The man returned to his duty, and hours passed before he was relieved,

but ere he returned to his own home, and the young wife waiting him, he went back to the station-house to look after “the pretty young one” who had died with the cross in his hand; for he fully expected to find him dead on his return.

“We have had hard work to bring him back, Murphy,” said the doctor, as the man walked up to the child. “Only five minutes more, and the cold would have reached the little heart, which was losing all sensation. We have had a time of it, and he has just fallen asleep. These are what we found on him. The card was fastened to his worn jacket, and the crucifix has also a name engraved.” And picking up the card from the table the policeman read, “Kenneth Arnaud, 312 East —— Street.” On the back of the silver cross was the name, “Madelaine Crécy, August 15, 18—.”

“Poor little child! said the policeman. “I’ll take him home, for his house is near my own.”
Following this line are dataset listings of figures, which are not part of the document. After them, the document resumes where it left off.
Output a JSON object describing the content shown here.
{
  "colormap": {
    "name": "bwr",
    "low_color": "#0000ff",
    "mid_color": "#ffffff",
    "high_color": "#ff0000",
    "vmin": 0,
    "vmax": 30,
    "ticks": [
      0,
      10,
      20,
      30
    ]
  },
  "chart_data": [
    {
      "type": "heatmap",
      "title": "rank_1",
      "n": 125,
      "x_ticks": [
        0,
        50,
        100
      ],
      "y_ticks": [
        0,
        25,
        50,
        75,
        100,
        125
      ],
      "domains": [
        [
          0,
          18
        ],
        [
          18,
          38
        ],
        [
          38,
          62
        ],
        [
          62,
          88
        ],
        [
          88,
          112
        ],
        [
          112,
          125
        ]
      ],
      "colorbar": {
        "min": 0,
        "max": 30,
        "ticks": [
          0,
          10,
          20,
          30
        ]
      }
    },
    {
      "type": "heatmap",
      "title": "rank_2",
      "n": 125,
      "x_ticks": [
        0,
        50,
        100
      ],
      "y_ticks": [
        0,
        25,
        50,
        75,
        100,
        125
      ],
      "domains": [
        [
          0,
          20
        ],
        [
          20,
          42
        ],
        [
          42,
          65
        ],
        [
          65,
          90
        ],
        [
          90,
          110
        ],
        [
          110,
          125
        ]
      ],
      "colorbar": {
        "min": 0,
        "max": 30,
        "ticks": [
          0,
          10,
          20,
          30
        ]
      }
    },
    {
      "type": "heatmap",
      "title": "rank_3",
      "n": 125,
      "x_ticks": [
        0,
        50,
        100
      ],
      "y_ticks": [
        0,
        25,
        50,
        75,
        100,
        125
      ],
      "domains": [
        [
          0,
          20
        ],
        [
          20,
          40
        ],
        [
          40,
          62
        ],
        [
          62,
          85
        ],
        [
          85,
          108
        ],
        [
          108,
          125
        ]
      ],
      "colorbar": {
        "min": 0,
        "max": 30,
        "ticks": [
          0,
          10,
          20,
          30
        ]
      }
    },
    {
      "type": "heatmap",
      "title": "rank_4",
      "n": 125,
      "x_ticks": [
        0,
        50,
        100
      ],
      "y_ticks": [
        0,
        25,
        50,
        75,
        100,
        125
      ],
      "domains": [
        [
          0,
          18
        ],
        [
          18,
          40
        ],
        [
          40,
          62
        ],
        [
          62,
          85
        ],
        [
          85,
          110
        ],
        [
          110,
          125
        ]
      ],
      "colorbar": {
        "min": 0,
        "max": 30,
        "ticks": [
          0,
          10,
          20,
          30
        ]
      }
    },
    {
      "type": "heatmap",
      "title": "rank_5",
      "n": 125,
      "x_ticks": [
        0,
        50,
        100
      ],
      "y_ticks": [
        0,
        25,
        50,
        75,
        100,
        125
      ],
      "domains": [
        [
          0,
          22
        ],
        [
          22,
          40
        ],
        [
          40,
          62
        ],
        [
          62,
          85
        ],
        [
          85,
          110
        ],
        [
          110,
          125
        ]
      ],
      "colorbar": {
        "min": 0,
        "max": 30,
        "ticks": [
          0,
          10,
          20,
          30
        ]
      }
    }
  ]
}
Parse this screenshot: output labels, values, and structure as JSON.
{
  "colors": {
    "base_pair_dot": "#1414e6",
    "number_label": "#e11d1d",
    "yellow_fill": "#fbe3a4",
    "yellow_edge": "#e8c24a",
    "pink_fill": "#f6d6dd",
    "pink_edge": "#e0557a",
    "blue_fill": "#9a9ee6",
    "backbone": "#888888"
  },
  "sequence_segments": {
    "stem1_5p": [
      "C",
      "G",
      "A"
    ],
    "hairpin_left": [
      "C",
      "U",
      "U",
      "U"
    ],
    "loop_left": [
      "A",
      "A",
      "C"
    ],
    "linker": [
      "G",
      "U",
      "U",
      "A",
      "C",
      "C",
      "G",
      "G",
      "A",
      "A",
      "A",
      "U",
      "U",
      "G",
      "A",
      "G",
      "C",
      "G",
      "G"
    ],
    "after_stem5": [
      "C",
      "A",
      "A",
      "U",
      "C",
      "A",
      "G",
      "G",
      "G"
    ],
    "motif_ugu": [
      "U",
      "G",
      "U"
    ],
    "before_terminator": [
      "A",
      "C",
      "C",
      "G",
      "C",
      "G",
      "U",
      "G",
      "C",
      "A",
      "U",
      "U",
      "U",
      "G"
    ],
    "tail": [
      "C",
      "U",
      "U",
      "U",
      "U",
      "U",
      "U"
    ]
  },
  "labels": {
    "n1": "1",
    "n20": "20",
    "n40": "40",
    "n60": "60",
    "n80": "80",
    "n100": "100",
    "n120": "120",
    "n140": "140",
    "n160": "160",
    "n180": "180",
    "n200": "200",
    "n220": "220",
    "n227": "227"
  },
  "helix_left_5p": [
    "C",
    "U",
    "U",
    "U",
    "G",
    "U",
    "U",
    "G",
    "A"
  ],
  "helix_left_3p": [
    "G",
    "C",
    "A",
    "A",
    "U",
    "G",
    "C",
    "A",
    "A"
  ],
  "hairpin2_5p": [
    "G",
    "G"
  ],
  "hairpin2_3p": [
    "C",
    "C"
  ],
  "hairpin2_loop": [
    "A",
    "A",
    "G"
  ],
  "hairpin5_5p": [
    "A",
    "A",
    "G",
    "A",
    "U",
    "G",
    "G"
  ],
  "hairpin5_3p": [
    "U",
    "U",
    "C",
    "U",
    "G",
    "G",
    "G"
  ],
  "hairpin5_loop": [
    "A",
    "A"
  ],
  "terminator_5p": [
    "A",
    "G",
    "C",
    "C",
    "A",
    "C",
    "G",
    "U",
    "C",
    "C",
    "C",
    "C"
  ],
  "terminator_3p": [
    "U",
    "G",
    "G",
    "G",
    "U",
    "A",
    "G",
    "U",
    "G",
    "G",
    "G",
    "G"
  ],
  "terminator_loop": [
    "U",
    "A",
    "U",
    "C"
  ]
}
So he wrapped the sleeping child in an old blanket, and carried him through the storm. A light glimmered on the first-floor front room as he approached the house, and the man stepped in to inquire about his young charge. As he opened the rickety door, the wailing voice of a woman smote him with the agonizing pain it expressed. “The gentleman may remain,” she said, “but for God’s sake find my child. O sir! bring me back my child!” and her sobs and moans were heart-rending. The negress rocked to and fro with the little girl, trying to keep her warm and still her feeble cries for bread, chanting the while in dull monotone, a habit peculiar to her race, and which at this time increased the oppressive gloom of the place, not at all relieved by the flickering tallow-candle, nearly burned out—on the

small bed in the corner the wounded gentleman lay groaning in agony, and impatiently awaiting a messenger he had summoned—a sad eve truly that announced the blessed festival!